A decisão do governo indiano de  proibir a comercialização de gado para abate em todo o país chamou atenção dos agentes de mercado pecuário do mundo. Ainda que seja o governo federal que tenha decretado tais regras, existe resistência em alguns estados indianos, que consideram a carne bovina/bubalina uma iguaria, em aceitar essas novas regulamentações.

A observação é parte da análise sobre pecuária de corte do Instituto Mato-grossense de Economia Agropecuária, divulgada nesta segunda-feira, 5. O boletim do instituto observa ainda que a Índia se qualifica atualmente como o quarto maior produtor e maior exportador de proteína bovina/bubalina do mundo, ainda que a maior parte de sua produção advenha de búfalos; uma interrupção total em sua linha de produção afetaria não só a oferta mundial de carne bovina em todo o mundo, como também a indústria dos subprodutos, como o couro. Os analistas do Imea observam que  mesmo com todos os problemas na pecuária brasileira, o pecuarista deve ficar de olho na Índia, pois novidades de lá podem afetar o mercado mundial de carne.

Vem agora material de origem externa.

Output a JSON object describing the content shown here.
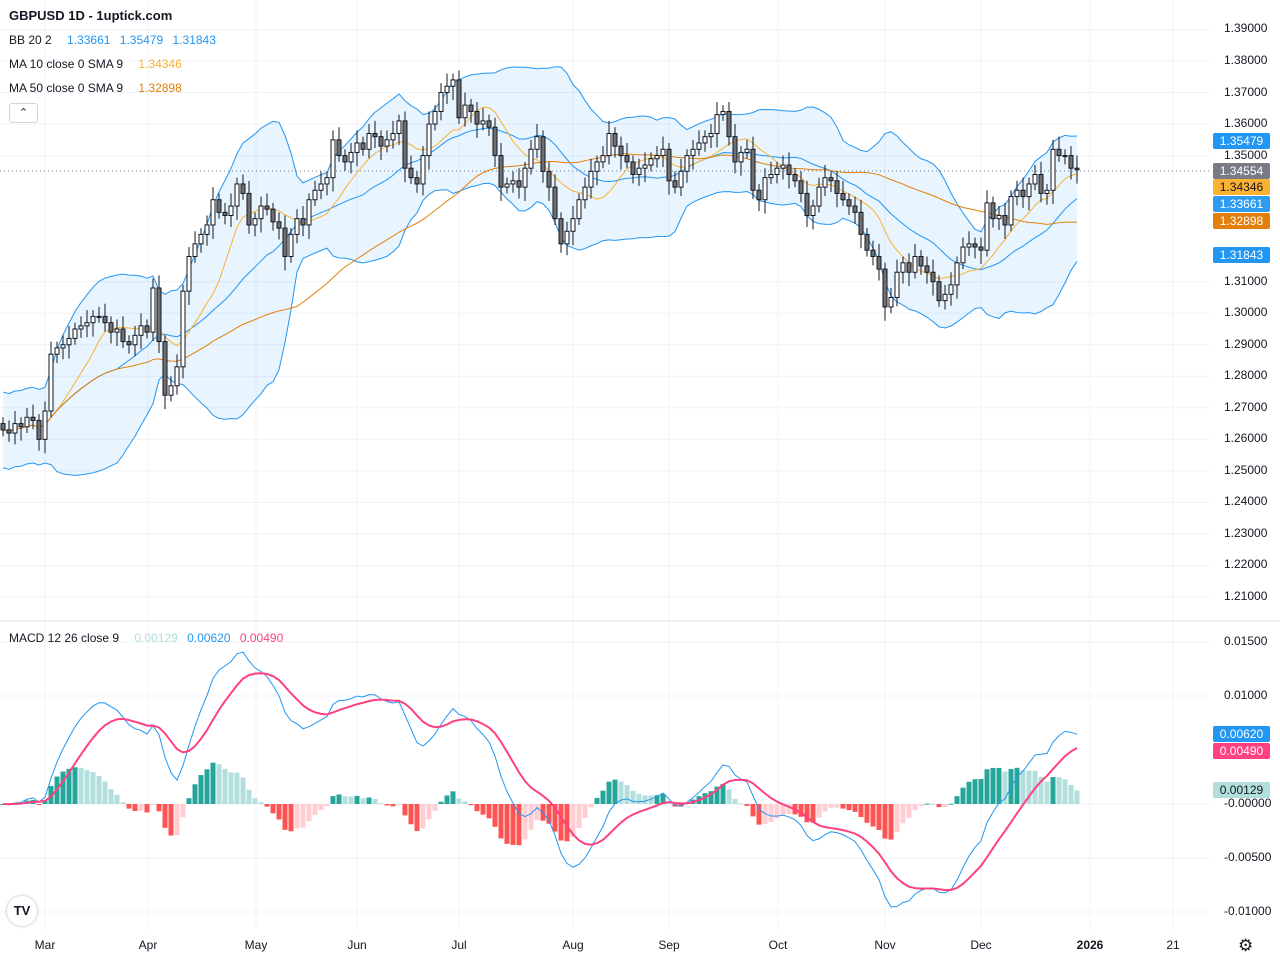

De acordo com o jornal Valor Econômico, o governo indiano proibiu a comercialização do que considera “gado improdutivo”, ou seja, animais que não dão leite e não são usados para procriação, e que geralmente são vendidos para abate. A Índia é hoje a maior exportadora de carnes – principalmente de bubalinos – depois do Brasil.

Segundo o jornal Financial Times, a proibição deve provocar um efeito devastador na economia indiana baseada na exportação de carne, que hoje gera US$ 5 bilhões por ano. O país tem 190 milhões de cabeças de gado bovino e 108 milhões de búfalos.